Ein Zentrum hat es zugleich kybernetisch gesprochen nicht nur mit Steuerungsvorgängen, sondern dabei auch mit Wechselwirkungen und Rückkoppelungen zu tun: Kern und Umgebung sind keineswegs unabhängig voneinander zu denken. Dabei ist durchaus nicht automatisch klar, was eigentlich was beeinflusst, gar steuert? Das Zentrum die Umgebung oder die Umgebung das Zentrum? Zudem ist ja immer auch die Frage, wie gross der proklamierte Zentralort etwa im Verhältnis zu allem Umgebenden mit seinen Eigendynamiken ist – auch von dort her bestimmt sich die wechselseitige Dynamik und die Einflusskraft in erheblichem Sinn.

Zudem stellt sich die Frage, wie fest und stabil ein solches Zentrum überhaupt sein kann. Ist es möglicherweise aufgrund der verschiedenen Zentripetal- und Zentrifugalkräfte sogar in permanenter Neuformung und Entwicklung, per se hoch plural, multiperspektivisch, möglicherweise gar instabil und somit womöglich gar ein virtueller Ort? Weiter wäre zu fragen: Ist ein solches Zentrum als das Auge eines Orkans vorzustellen oder stellt es einen Brennpunkt dar, in dem unterschiedliche Dynamiken aufeinander treffen, mit einander korrespondieren, sich versöhnen oder neue Kraft gewinnen, bestimmte Kräfte permanent zur Mitte hin oder davon weg streben? |23|

Zu merken ist hier schon, dass es der Zentrumsbegriff im wahrsten Sinn des Wortes in sich hat. Und nun stellt sich die Frage nach den Dynamiken, Wechselwirkungen und Steuerungskräften umso stärker, wenn man wie die Praktische Theologie in Zürich ein Zentrum für Kirchenentwicklung aus der Taufe hebt. Denn damit wird es einerseits inhaltlich konkreter und klarer, aber auch deutlich komplexer:

Klarer wird der Begriff im konkreten Fall des Zentrums für Kirchenentwicklung durch eine bestimmte Form der Institutionalisierung: eine Geschäftsordnung, festgeschriebene Verantwortlichkeiten, reale Räume und Personen, schliesslich die Finanzierung, die bestimmte Möglichkeiten und Grenzen mit sich bringen. So heisst es in der entsprechenden Geschäftsordnung, dass das Zentrum zum Ziel hat, «Fragen der Kirchenentwicklung und des Gemeindeaufbaus sowohl wissenschaftlich fundiert wie praxisrelevant zu bearbeiten». Es soll sich «der Forschung, Lehre und Anwendung im Bereich der praktisch-theologischen Kybernetik» widmen und sich insbesondere «für die Profilierung der reformierten Ekklesiologie in der schweizerischen und ökumenischen Öffentlichkeit» einsetzen.

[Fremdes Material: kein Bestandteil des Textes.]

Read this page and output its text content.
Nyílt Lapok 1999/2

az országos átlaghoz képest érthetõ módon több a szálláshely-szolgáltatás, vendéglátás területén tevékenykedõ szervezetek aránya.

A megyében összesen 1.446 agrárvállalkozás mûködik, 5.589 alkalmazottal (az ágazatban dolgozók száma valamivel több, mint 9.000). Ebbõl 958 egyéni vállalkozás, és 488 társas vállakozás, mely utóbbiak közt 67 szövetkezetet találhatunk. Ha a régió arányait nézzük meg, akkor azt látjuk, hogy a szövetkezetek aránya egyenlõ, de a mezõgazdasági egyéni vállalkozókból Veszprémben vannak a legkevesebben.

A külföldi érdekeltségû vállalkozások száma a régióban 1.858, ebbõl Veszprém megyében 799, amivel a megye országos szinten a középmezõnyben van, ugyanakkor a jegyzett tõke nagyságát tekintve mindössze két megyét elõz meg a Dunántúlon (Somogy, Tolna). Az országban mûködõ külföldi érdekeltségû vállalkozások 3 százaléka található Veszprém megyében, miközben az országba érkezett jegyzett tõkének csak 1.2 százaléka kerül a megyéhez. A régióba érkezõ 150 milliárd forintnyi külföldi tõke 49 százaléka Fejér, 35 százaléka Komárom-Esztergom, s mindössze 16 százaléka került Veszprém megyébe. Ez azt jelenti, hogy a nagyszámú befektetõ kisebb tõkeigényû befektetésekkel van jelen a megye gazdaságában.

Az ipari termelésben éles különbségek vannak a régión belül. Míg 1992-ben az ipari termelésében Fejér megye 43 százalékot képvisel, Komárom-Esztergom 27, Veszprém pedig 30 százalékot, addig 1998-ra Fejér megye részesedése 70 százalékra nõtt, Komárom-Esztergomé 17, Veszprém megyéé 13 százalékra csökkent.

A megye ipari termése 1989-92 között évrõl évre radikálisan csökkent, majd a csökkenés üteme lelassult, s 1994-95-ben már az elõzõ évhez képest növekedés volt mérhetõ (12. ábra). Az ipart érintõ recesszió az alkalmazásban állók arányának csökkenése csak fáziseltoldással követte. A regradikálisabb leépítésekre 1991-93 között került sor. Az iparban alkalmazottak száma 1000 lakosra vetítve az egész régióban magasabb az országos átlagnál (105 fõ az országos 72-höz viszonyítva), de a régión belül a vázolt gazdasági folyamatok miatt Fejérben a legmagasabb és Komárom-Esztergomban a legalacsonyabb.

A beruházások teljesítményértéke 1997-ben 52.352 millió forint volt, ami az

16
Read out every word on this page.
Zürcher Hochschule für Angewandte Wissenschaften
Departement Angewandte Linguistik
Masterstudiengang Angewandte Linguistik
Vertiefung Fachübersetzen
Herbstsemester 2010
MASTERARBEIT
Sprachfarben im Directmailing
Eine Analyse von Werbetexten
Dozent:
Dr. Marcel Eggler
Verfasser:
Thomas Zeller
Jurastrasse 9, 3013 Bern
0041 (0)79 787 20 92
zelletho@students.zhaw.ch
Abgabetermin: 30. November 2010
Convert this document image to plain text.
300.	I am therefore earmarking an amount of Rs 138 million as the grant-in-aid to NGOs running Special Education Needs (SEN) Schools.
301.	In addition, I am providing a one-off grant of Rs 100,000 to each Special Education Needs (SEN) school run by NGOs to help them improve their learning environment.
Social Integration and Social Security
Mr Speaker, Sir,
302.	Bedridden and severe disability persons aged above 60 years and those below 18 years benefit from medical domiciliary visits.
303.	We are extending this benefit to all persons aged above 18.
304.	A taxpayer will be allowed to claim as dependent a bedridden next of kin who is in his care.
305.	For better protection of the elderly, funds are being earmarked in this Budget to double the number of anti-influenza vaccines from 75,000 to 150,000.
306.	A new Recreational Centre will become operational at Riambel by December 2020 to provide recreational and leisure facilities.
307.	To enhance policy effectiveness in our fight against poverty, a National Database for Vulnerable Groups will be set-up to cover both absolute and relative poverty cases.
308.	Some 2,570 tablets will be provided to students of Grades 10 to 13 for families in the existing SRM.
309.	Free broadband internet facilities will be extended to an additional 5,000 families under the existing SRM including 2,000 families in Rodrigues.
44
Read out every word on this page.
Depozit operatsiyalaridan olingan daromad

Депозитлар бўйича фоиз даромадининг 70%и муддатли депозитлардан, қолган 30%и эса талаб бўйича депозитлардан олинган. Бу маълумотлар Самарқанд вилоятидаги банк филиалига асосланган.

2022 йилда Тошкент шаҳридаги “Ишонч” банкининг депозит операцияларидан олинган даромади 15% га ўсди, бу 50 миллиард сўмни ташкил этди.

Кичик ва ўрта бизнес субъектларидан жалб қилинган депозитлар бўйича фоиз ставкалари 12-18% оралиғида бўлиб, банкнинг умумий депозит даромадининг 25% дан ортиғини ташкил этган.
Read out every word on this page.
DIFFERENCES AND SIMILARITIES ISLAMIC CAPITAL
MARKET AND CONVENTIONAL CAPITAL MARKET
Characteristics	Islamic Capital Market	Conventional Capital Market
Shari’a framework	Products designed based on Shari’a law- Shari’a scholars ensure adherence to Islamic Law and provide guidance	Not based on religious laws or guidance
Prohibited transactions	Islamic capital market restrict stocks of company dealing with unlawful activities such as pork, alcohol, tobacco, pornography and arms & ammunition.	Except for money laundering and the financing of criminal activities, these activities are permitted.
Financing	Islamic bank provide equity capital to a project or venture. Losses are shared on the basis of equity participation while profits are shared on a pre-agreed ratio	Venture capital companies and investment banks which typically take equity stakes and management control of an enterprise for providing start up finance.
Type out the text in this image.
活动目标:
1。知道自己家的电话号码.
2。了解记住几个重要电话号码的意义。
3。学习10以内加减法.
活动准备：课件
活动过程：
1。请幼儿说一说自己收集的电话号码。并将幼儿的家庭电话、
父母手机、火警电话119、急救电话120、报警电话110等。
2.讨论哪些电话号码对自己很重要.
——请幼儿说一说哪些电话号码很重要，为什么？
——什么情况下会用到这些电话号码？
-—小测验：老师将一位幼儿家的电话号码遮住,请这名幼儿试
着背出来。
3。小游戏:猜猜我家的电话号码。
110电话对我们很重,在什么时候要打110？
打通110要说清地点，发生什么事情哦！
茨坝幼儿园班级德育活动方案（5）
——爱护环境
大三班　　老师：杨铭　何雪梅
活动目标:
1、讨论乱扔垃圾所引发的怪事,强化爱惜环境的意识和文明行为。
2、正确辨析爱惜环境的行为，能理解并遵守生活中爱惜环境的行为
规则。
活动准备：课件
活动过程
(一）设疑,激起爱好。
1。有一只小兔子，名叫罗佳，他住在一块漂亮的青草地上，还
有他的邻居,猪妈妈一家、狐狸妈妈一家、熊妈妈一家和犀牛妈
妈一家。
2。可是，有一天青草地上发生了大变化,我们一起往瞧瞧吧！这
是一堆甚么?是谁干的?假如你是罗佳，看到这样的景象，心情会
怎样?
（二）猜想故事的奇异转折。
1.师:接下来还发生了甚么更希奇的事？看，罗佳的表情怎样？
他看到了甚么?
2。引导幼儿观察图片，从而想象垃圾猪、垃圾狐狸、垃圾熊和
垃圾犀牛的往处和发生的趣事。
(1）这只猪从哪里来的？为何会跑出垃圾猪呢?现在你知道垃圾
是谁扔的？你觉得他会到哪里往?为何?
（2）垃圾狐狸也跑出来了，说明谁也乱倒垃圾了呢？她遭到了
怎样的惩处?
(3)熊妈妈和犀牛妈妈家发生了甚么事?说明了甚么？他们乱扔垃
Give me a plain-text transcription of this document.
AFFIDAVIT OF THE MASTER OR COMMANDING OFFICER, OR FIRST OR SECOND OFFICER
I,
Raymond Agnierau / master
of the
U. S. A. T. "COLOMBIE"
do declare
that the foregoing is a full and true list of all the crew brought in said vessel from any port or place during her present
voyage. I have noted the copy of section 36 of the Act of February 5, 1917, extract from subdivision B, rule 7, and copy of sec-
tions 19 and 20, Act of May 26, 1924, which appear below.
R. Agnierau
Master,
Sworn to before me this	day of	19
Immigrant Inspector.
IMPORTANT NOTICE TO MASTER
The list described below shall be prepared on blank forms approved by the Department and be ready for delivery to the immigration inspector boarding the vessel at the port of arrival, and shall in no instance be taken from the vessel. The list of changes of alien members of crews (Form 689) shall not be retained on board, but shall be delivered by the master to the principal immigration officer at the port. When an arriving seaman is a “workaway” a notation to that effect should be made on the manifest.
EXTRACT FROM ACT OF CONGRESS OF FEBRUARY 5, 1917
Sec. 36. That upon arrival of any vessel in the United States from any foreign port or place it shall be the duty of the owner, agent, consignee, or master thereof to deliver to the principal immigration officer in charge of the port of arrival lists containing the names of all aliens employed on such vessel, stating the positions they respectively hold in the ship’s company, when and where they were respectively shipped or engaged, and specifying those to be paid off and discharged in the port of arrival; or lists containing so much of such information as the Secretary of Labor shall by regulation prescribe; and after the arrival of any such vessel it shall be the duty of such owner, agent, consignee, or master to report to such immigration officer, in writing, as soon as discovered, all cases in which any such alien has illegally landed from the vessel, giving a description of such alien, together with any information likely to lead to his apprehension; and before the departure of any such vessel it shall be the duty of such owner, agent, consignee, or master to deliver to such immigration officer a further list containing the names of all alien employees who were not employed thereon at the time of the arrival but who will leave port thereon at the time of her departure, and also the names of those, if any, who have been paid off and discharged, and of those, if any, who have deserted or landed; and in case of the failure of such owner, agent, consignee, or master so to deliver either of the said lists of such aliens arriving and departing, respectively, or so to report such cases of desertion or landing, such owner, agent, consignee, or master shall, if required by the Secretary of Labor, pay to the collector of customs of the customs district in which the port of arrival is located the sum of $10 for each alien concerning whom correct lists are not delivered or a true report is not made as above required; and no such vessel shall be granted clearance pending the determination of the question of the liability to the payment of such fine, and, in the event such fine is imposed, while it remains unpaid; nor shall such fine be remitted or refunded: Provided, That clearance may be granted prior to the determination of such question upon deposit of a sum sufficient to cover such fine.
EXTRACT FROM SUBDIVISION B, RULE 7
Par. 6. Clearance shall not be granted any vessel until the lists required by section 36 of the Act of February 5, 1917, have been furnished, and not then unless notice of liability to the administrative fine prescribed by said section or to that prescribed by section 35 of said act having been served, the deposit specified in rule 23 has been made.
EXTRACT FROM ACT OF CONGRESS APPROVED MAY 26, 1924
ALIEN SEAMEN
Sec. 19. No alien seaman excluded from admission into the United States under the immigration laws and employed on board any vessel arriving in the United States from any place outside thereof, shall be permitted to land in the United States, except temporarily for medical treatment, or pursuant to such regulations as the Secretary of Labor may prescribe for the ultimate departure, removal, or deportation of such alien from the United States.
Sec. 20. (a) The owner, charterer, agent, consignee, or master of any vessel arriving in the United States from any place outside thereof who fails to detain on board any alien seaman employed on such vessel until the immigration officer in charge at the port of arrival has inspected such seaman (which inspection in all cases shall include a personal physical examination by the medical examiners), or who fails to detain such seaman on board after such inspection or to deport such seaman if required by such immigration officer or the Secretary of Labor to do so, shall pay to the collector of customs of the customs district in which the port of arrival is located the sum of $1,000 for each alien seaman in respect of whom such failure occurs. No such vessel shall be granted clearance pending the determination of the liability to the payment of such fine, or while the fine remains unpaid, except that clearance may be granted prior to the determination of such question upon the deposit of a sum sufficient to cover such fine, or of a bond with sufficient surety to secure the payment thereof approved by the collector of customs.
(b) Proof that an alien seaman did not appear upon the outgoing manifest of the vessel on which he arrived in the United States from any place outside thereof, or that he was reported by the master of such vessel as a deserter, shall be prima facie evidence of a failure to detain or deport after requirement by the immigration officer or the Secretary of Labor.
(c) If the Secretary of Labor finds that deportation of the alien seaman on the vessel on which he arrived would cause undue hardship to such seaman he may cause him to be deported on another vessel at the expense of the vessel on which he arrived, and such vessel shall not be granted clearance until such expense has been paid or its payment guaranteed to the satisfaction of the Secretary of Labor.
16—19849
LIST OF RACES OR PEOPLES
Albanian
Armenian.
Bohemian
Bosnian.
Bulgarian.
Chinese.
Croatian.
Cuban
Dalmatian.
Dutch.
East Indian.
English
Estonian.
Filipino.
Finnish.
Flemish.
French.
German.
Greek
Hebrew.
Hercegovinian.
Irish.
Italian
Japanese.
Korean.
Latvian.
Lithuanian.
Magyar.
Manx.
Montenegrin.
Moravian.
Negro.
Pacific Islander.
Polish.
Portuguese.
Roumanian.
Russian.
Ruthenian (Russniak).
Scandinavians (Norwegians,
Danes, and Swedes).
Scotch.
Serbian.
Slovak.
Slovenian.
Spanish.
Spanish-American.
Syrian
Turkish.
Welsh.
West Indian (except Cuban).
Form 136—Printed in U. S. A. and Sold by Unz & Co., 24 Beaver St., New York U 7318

Zum Aufgabenkatalog gehört, «der verstärkten Forschung auf dem Gebiet der Kirchenentwicklung und des Gemeindeaufbaus» zu dienen, «Personen aus dem universitären und kirchlichen Umfeld im In- und Ausland, welche sich mit den Fragestellungen des Zentrums beschäftigen», zu vernetzen, «Grundlagenarbeit im Hinblick auf künftige Herausforderungen an die kirchliche Präsenz in der Gesellschaft» zu leisten sowie «Kirchen und kirchliche Gremien in ihrer ekklesiologischen Konzeptions- und Planungsarbeit» zu unterstützen.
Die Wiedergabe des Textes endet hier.